Regalia News – Sebagai bagian dari penguatan pengendalian gratifikasi di lingkungan perguruan tinggi, Komisi Pemberantasan Korupsi (KPK) bersama Majelis Rektor Perguruan Tinggi Negeri Indonesia (MRPTNI),
Serta Forum Pimpinan PTKN, Forum Rektor Indonesia, dan Tempo Institute menggelar webinar Bedah Buku Perguruan Tinggi Berintegritas Tanpa Gratifikasi pada Rabu (4/3).
Melalui forum daring ini, KPK bersama para pemangku kepentingan pendidikan tinggi mendorong penguatan pemahaman komprehensif serta langkah konkret dalam membangun budaya kampus yang bersih dan berintegritas.
Upaya ini dinilai penting karena lingkungan perguruan tinggi masih tergolong sebagai area berisiko dalam Program Penguatan Integritas Ekosistem Perguruan Tinggi Negeri (PIEPTAN).
Dalam sambutannya, Deputi Pendidikan dan Peran Serta Masyarakat KPK, Wawan Wardiana, menegaskan bahwa pemberantasan korupsi tidak hanya mengandalkan penindakan, tetapi juga strategi pencegahan dan pendidikan antikorupsi (PAK).
Pendekatan tersebut menyasar seluruh ekosistem perguruan tinggi, mulai dari mahasiswa, dosen, tenaga kependidikan, pimpinan, hingga masyarakat sekitar kampus.
Berdasarkan data Survei Penilaian Integritas (SPI) Pendidikan 2024, lebih dari 50 persen dosen menganggap pemberian bingkisan dari mahasiswa sebagai hal yang wajar.
Temuan ini mempertegas urgensi panduan yang lebih operasional dan kontekstual agar sivitas akademika dapat memahami serta menangani potensi gratifikasi secara tepat.
Direktorat Gratifikasi dan Pelayanan Publik KPK melalui Nensi Natalia mengungkapkan, laporan gratifikasi dari perguruan tinggi selama periode 2025 hingga awal 2026 baru berjumlah dua laporan.

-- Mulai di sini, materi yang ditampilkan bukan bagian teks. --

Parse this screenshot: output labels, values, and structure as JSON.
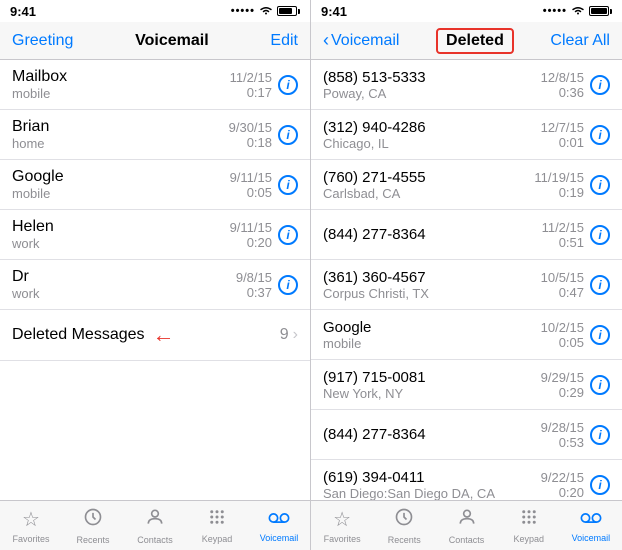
{
  "left": {
    "statusBar": {
      "time": "9:41",
      "signal": "•••••",
      "wifi": "wifi",
      "battery": "battery"
    },
    "nav": {
      "left": "Greeting",
      "title": "Voicemail",
      "right": "Edit"
    },
    "items": [
      {
        "name": "Mailbox",
        "sub": "mobile",
        "date": "11/2/15",
        "duration": "0:17"
      },
      {
        "name": "Brian",
        "sub": "home",
        "date": "9/30/15",
        "duration": "0:18"
      },
      {
        "name": "Google",
        "sub": "mobile",
        "date": "9/11/15",
        "duration": "0:05"
      },
      {
        "name": "Helen",
        "sub": "work",
        "date": "9/11/15",
        "duration": "0:20"
      },
      {
        "name": "Dr",
        "sub": "work",
        "date": "9/8/15",
        "duration": "0:37"
      }
    ],
    "deletedMessages": {
      "label": "Deleted Messages",
      "count": "9"
    },
    "tabs": [
      {
        "icon": "☆",
        "label": "Favorites"
      },
      {
        "icon": "🕐",
        "label": "Recents"
      },
      {
        "icon": "👤",
        "label": "Contacts"
      },
      {
        "icon": "⌨",
        "label": "Keypad"
      },
      {
        "icon": "📞",
        "label": "Voicemail",
        "active": true
      }
    ]
  },
  "right": {
    "statusBar": {
      "time": "9:41",
      "signal": "•••••",
      "wifi": "wifi",
      "battery": "battery"
    },
    "nav": {
      "back": "Voicemail",
      "title": "Deleted",
      "right": "Clear All"
    },
    "items": [
      {
        "number": "(858) 513-5333",
        "sub": "Poway, CA",
        "date": "12/8/15",
        "duration": "0:36"
      },
      {
        "number": "(312) 940-4286",
        "sub": "Chicago, IL",
        "date": "12/7/15",
        "duration": "0:01"
      },
      {
        "number": "(760) 271-4555",
        "sub": "Carlsbad, CA",
        "date": "11/19/15",
        "duration": "0:19"
      },
      {
        "number": "(844) 277-8364",
        "sub": "",
        "date": "11/2/15",
        "duration": "0:51"
      },
      {
        "number": "(361) 360-4567",
        "sub": "Corpus Christi, TX",
        "date": "10/5/15",
        "duration": "0:47"
      },
      {
        "number": "Google",
        "sub": "mobile",
        "date": "10/2/15",
        "duration": "0:05"
      },
      {
        "number": "(917) 715-0081",
        "sub": "New York, NY",
        "date": "9/29/15",
        "duration": "0:29"
      },
      {
        "number": "(844) 277-8364",
        "sub": "",
        "date": "9/28/15",
        "duration": "0:53"
      },
      {
        "number": "(619) 394-0411",
        "sub": "San Diego:San Diego DA, CA",
        "date": "9/22/15",
        "duration": "0:20"
      }
    ],
    "tabs": [
      {
        "icon": "☆",
        "label": "Favorites"
      },
      {
        "icon": "🕐",
        "label": "Recents"
      },
      {
        "icon": "👤",
        "label": "Contacts"
      },
      {
        "icon": "⌨",
        "label": "Keypad"
      },
      {
        "icon": "📞",
        "label": "Voicemail",
        "active": true
      }
    ]
  }
}
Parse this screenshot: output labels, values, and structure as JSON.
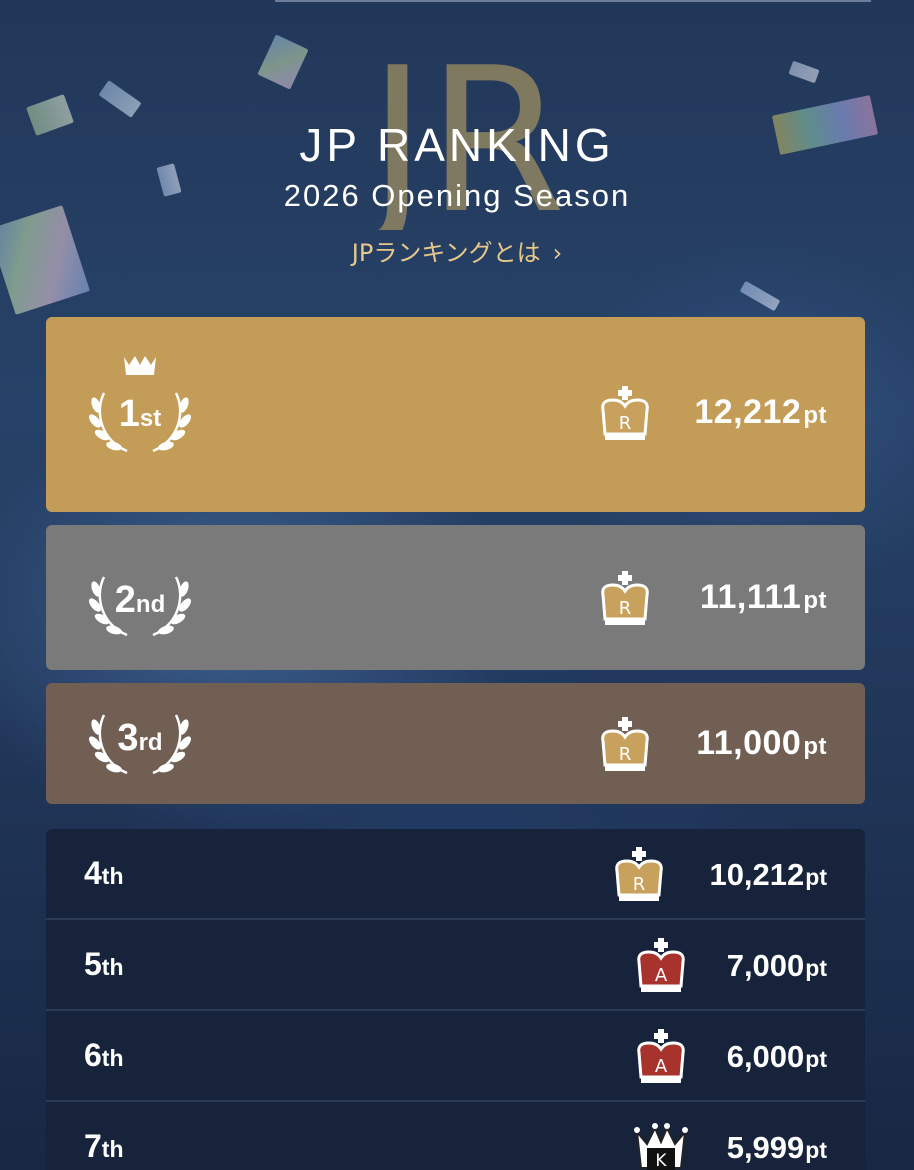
{
  "header": {
    "logo_text": "JR",
    "title": "JP RANKING",
    "subtitle": "2026 Opening Season",
    "about_link": "JPランキングとは",
    "about_chevron": "›"
  },
  "podium": [
    {
      "rank_num": "1",
      "rank_suffix": "st",
      "points": "12,212",
      "unit": "pt",
      "tier_letter": "R",
      "color": "#c39c57"
    },
    {
      "rank_num": "2",
      "rank_suffix": "nd",
      "points": "11,111",
      "unit": "pt",
      "tier_letter": "R",
      "color": "#7a7a7a"
    },
    {
      "rank_num": "3",
      "rank_suffix": "rd",
      "points": "11,000",
      "unit": "pt",
      "tier_letter": "R",
      "color": "#715f54"
    }
  ],
  "ranking": [
    {
      "rank_num": "4",
      "rank_suffix": "th",
      "points": "10,212",
      "unit": "pt",
      "tier_letter": "R",
      "tier": "gold"
    },
    {
      "rank_num": "5",
      "rank_suffix": "th",
      "points": "7,000",
      "unit": "pt",
      "tier_letter": "A",
      "tier": "red"
    },
    {
      "rank_num": "6",
      "rank_suffix": "th",
      "points": "6,000",
      "unit": "pt",
      "tier_letter": "A",
      "tier": "red"
    },
    {
      "rank_num": "7",
      "rank_suffix": "th",
      "points": "5,999",
      "unit": "pt",
      "tier_letter": "K",
      "tier": "white"
    }
  ],
  "colors": {
    "gold": "#c39c57",
    "silver": "#7a7a7a",
    "bronze": "#715f54",
    "list_bg": "#17233a",
    "link": "#e6c88a",
    "tier_red": "#a8322c"
  }
}
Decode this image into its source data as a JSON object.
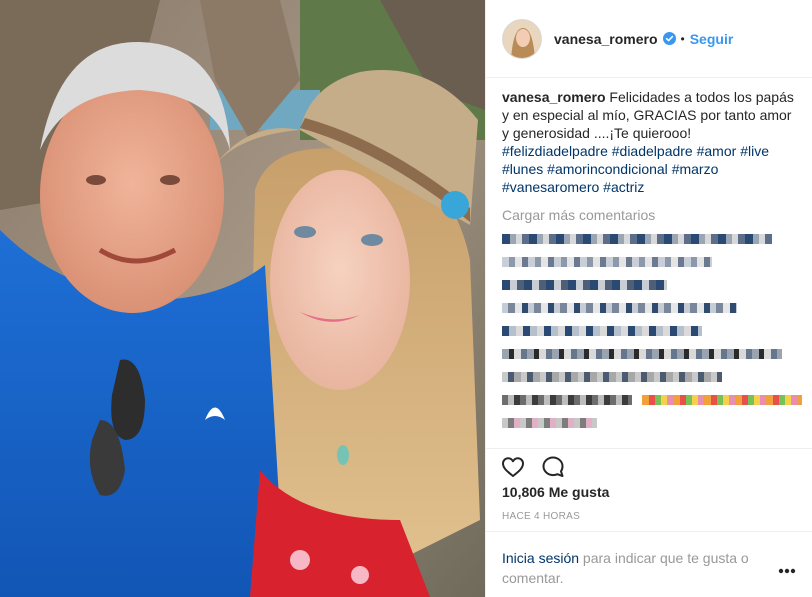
{
  "post": {
    "username": "vanesa_romero",
    "follow_label": "Seguir",
    "separator": "•",
    "caption_text": "Felicidades a todos los papás y en especial al mío, GRACIAS por tanto amor y generosidad ....¡Te quierooo!",
    "hashtags": [
      "#felizdiadelpadre",
      "#diadelpadre",
      "#amor",
      "#live",
      "#lunes",
      "#amorincondicional",
      "#marzo",
      "#vanesaromero",
      "#actriz"
    ],
    "load_more_comments": "Cargar más comentarios",
    "likes": "10,806 Me gusta",
    "timestamp": "HACE 4 HORAS",
    "login_link": "Inicia sesión",
    "login_text": " para indicar que te gusta o comentar.",
    "icons": {
      "verified": "verified-badge-icon",
      "like": "heart-icon",
      "comment": "comment-bubble-icon",
      "more": "more-options-icon"
    },
    "colors": {
      "link_blue": "#3897f0",
      "hashtag_navy": "#003569",
      "muted_gray": "#999999",
      "text": "#262626",
      "verified_blue": "#3897f0"
    }
  }
}
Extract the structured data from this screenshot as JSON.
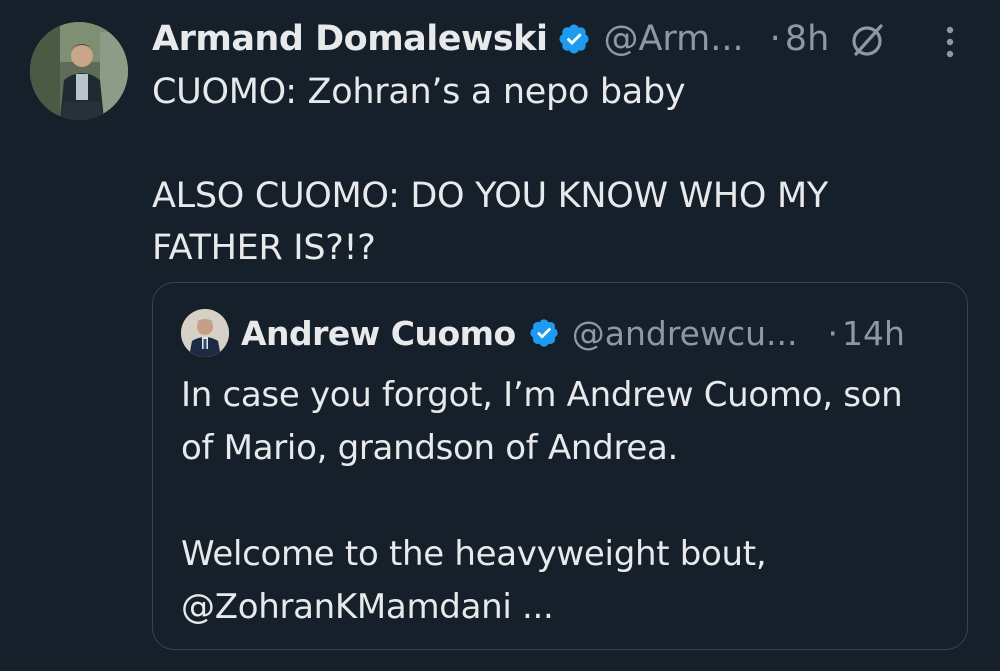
{
  "tweet": {
    "author_name": "Armand Domalewski",
    "author_handle": "@Arm...",
    "separator": "·",
    "time": "8h",
    "text": "CUOMO: Zohran’s a nepo baby\n\nALSO CUOMO: DO YOU KNOW WHO MY\nFATHER IS?!?",
    "verified_color": "#1d9bf0"
  },
  "quoted_tweet": {
    "author_name": "Andrew Cuomo",
    "author_handle": "@andrewcu...",
    "separator": "·",
    "time": "14h",
    "text": "In case you forgot, I’m Andrew Cuomo, son\nof Mario, grandson of Andrea.\n\nWelcome to the heavyweight bout,\n@ZohranKMamdani ..."
  },
  "icons": {
    "verified": "verified-badge-icon",
    "grok": "grok-icon",
    "more": "more-vertical-icon"
  },
  "colors": {
    "background": "#15202b",
    "text": "#e7e9ea",
    "muted": "#8b98a5",
    "border": "#38444d",
    "accent": "#1d9bf0"
  }
}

Kondisi tersebut menunjukkan perlunya penguatan mekanisme pelaporan di tingkat kampus.
Pelaporan gratifikasi dapat dilakukan melalui aplikasi GOL dan bersifat deklaratif, bukan pengaduan.
KPK mendorong seluruh perguruan tinggi aktif melaporkan setiap penerimaan yang berpotensi gratifikasi sebagai bagian dari upaya membangun budaya transparansi dan akuntabilitas.
Kegiatan bedah buku ini tidak hanya membahas substansi buku, tetapi juga menjadi ruang berbagi praktik baik antarperguruan tinggi dalam memperkuat sistem pengendalian gratifikasi.
Buku tersebut diharapkan meningkatkan literasi antikorupsi serta mendorong terwujudnya ekosistem pendidikan tinggi yang bersih dan berintegritas.
Webinar ini turut menghadirkan Kepala Bagian Fasilitasi Tindak Lanjut di Inspektorat Jenderal Kemendikbudristek Julians Andarsa, Inspektur Jenderal Kementerian Agama H. Khairunnas, serta Rektor UIN Alauddin Makassar Hamdan Juhannis.
Dalam paparannya, H. Khairunnas menegaskan bahwa bagi perguruan tinggi berbasis agama, gratifikasi merupakan aib karena bertentangan dengan nilai moral dan etika.
Namun dalam praktiknya, gratifikasi kerap muncul secara halus dengan dalih tradisi atau nilai sosial.
Karena itu, diperlukan tata kelola yang kuat serta regulasi tegas agar batas antara budaya sosial dan pelanggaran integritas menjadi jelas.
Sementara itu, Hamdan Juhannis menyebut perguruan tinggi sebagai laboratorium moral bangsa.
Ia menilai tantangan terbesar pencegahan gratifikasi terletak pada budaya organisasi, seperti komunikasi yang tidak sehat, senioritas berlebihan, serta lemahnya evaluasi dan monitoring.